Ekranda güzellik önemli olsaydı dünyanın en güzel kadınlarına mesela Angelina Jolie, Sharon Stone gibi isimlere senaryo yazılmaz, alır direkt ekran önüne koyarlardı. Demek ki güzellikle olmuyor bu iş.
"SAMİMİYET VE SAHİCİLİKTEN KAZANIYORUM"
Ekranda başarılı olmak için neler gerekiyor, nedir bunun kıstasları?
Tamamen tek bir kıstas var samimiyet. Çok çirkin bile olsanız o samimiyet sizi sempatik kılar, izletir. Sevilirsiniz. Ben samimiyet ve sahicilikten kazanıyorum. Samimi ve sahici olmak içinde içinin dolu olması lazım.
Hem güler yüz... Hem dobralık, zaman zamanda çok sert çıkışlar izleyici sizi galiba bu nedenle çok seviyor?
Emin ol izleyici de çok samimi. Düşünsene insanlar evinde hiç bağırmıyor mu? Anasına, çocuğuna, eşine hiç kızmıyor mu? Ben işte ekranda bunu yapıyorum ama dozunda. Zaman zaman gülüyor, zaman zaman kızıyorum. Doğalım; evde nasılsam kamera karşısında da öyleyim işte.

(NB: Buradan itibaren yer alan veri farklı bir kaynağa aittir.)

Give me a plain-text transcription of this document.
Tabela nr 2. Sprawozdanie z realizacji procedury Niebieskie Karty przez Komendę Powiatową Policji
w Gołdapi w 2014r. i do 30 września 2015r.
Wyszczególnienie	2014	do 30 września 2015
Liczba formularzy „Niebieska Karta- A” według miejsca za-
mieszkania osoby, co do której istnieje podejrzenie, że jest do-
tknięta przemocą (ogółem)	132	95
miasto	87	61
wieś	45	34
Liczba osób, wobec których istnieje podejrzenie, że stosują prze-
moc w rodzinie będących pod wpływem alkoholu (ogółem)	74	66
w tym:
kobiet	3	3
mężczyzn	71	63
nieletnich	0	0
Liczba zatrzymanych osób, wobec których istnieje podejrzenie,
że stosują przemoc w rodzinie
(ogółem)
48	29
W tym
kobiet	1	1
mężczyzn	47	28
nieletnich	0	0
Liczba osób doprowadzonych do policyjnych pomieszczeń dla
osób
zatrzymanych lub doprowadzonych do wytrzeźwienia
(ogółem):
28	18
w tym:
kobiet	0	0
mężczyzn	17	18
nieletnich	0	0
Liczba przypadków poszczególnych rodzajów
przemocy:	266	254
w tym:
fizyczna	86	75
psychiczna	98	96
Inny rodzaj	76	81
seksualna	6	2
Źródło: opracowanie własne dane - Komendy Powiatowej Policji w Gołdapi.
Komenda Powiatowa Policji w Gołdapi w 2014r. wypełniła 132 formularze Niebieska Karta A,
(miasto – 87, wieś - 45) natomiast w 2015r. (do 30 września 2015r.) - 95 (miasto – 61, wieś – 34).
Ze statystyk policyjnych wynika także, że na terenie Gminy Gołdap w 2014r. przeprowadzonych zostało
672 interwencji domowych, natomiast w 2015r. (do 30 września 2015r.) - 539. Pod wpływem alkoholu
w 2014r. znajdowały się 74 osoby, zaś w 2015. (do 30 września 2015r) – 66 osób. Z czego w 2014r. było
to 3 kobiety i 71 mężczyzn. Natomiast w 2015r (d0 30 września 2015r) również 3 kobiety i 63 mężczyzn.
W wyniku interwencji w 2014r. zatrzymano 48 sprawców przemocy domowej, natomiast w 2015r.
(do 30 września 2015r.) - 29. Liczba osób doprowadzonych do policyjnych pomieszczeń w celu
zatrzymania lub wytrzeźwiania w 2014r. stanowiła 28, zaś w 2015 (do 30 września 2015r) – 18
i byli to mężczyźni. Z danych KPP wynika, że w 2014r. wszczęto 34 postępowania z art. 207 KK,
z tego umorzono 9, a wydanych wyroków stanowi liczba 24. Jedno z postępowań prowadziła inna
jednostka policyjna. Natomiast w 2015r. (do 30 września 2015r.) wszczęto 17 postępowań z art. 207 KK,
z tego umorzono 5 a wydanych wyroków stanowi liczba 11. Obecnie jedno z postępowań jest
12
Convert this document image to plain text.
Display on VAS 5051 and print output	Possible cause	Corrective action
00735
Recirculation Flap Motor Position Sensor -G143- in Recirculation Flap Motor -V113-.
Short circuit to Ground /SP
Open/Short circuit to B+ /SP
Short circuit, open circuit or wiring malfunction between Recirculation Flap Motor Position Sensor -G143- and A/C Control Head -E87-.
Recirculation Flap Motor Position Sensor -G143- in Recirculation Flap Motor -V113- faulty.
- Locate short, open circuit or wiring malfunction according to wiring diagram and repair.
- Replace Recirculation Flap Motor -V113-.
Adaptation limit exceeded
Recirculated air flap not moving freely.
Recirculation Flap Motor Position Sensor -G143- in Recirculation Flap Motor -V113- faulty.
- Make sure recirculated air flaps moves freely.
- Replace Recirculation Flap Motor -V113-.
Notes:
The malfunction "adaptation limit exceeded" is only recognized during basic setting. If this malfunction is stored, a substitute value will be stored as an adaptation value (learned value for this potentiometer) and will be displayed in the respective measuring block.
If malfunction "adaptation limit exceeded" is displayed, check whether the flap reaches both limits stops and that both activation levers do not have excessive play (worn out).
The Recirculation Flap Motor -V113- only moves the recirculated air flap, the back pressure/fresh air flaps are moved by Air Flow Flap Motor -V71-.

“İZLEYİCİ DE EKİBİM DE YAYININ BİR PARÇASI”
İzleyiciyle ne güzel konuşuyorsunuz sanki yan yana gibi... Bunu nasıl başarıyorsunuz?
Ben uzaydan yayın yapmıyorum sonuçta. İzleyici için oradayım ve elbette onlara hitap ediyorum, onları da yayınıma dâhil ediyorum ekibimi de… Sabahın köründe kameramanlar işe geliyor. O kameramanları normalde parayla bile orada tutamazsın, ama onların hepsi benim o kadar iyi dostum ki, onlar beni, bende onları o kadar çok seviyoruz ki inanın çok eğleniyoruz. Kameramanlarım bile çok mutlu oluyor. O stüdyodaki, rejideki arkadaşlarım da katılır programa. Takılırız birbirimize, laf yetiştiririz. Onları bile içimize almak o kadar önemli ki. Ben kameraları yok saymıyorum, onlar orada yokmuş gibi davranıyorum. Orada sadece ben yokum ki neden bir tek kendim orada sadece gazete okuyayım ya da haber sunup gideyim. Ben uzayda mıyım? Orada 3 kameraman, bir stüdyo şefi, beni yöneten bir reji ve onların da emekleri var.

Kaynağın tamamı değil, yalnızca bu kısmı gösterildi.